The results on serial pulmonary function testing may be a better prognostic indicator than baseline histopathology [56,74,90]. This was suggested in a series of patients with IPF/UIP (n = 61) and NSIP (n = 43) [56]. The patients with NSIP had longer median survival (56 versus 33 months), but this difference did not appear until after two years of follow-up. Histopathology (UIP versus NSIP) predicted prognosis as a baseline factor and at six months when changes in pulmonary physiology were examined. After 12 months of follow-up, performance on pulmonary function tests predicted subsequent mortality while histopathology was no longer predictive. Change in DLCO was the strongest determinant of mortality at 12 months of follow-up.

SUMMARY AND RECOMMENDATIONS

  • Nonspecific interstitial pneumonia (NSIP) is a distinct clinical entity within the idiopathic interstitial pneumonias (IIP). (See 'Introduction' above.)

  • The histopathologic lesion characteristic of NSIP is thickening of the alveolar septum with varying degrees of inflammatory cell opacity and fibrosis in a pattern suggesting temporal homogeneity. The fibroblast foci typical of usual interstitial pneumonia (UIP) are rarely seen. (See 'Pathology' above.)

  • Disease onset is typically in the fifth or sixth decades of life, with men and women affected equally. Most patients present with the insidious onset of dyspnea and cough. (See 'Clinical assessment' above.)

  • NSIP may be idiopathic or may be associated with connective tissue disease, certain drugs, human immunodeficiency virus infection, and hypersensitivity pneumonitis. (See 'Clinical assessment' above.)

  • Bilateral interstitial opacities are the most typical finding on chest radiograph. High resolution computed tomography (HRCT) usually shows diffuse ground glass opacities. Volume loss, reticular pattern and traction bronchiectasis may be seen, but honeycombing is generally absent. (See 'Chest imaging studies' above.)
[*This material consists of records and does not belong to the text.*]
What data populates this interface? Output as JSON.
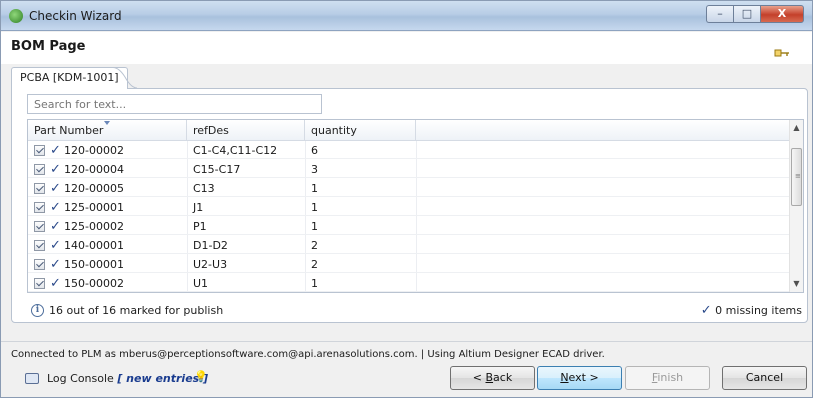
{
  "window": {
    "title": "Checkin Wizard",
    "controls": {
      "minimize": "–",
      "maximize": "□",
      "close": "X"
    }
  },
  "header": {
    "page_title": "BOM Page"
  },
  "tab": {
    "label": "PCBA [KDM-1001]"
  },
  "search": {
    "placeholder": "Search for text..."
  },
  "table": {
    "columns": [
      "Part Number",
      "refDes",
      "quantity"
    ],
    "rows": [
      {
        "checked": true,
        "part_number": "120-00002",
        "ref_des": "C1-C4,C11-C12",
        "quantity": "6"
      },
      {
        "checked": true,
        "part_number": "120-00004",
        "ref_des": "C15-C17",
        "quantity": "3"
      },
      {
        "checked": true,
        "part_number": "120-00005",
        "ref_des": "C13",
        "quantity": "1"
      },
      {
        "checked": true,
        "part_number": "125-00001",
        "ref_des": "J1",
        "quantity": "1"
      },
      {
        "checked": true,
        "part_number": "125-00002",
        "ref_des": "P1",
        "quantity": "1"
      },
      {
        "checked": true,
        "part_number": "140-00001",
        "ref_des": "D1-D2",
        "quantity": "2"
      },
      {
        "checked": true,
        "part_number": "150-00001",
        "ref_des": "U2-U3",
        "quantity": "2"
      },
      {
        "checked": true,
        "part_number": "150-00002",
        "ref_des": "U1",
        "quantity": "1"
      }
    ]
  },
  "status": {
    "marked": "16 out of 16 marked for publish",
    "missing": "0 missing items"
  },
  "footer": {
    "connected": "Connected to PLM as mberus@perceptionsoftware.com@api.arenasolutions.com.  | Using Altium Designer ECAD driver.",
    "console_label": "Log Console",
    "console_entries": "[ new entries ]"
  },
  "buttons": {
    "back_prefix": "< ",
    "back_mnemonic": "B",
    "back_rest": "ack",
    "next_mnemonic": "N",
    "next_rest": "ext >",
    "finish_mnemonic": "F",
    "finish_rest": "inish",
    "cancel": "Cancel"
  },
  "colors": {
    "accent": "#2b4a8a",
    "primary_button": "#bee6fd"
  }
}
  • We recommend histopathologic confirmation of NSIP by open or thoracoscopic lung biopsy. (See 'Clinical assessment' above.)

  • Once the diagnosis of NSIP has been made, every effort should be made to identify any exposure or concomitant systemic disease that is contributory. (See 'Treatment' above.)

  • Patients who have mild disease and minimal symptoms may be observed for a period of time without treatment. Symptoms and pulmonary function should be reassessed every three to six months and therapy is initiated if there is progression. (See 'Treatment' above.)

  • We suggest initial treatment with glucocorticoids for the majority of patients with moderate to severe disease and for patients with mild disease whose symptoms have progressed or pulmonary function has declined (Grade 2C). The usual initial treatment is oral prednisone at 1 mg/kg/day. Pulse methylprednisolone may be used for more severe disease. Additional immunosuppressive therapy is sometimes helpful for more severe disease, relapsing disease, or as a steroid sparing agent. (See 'Treatment' above.)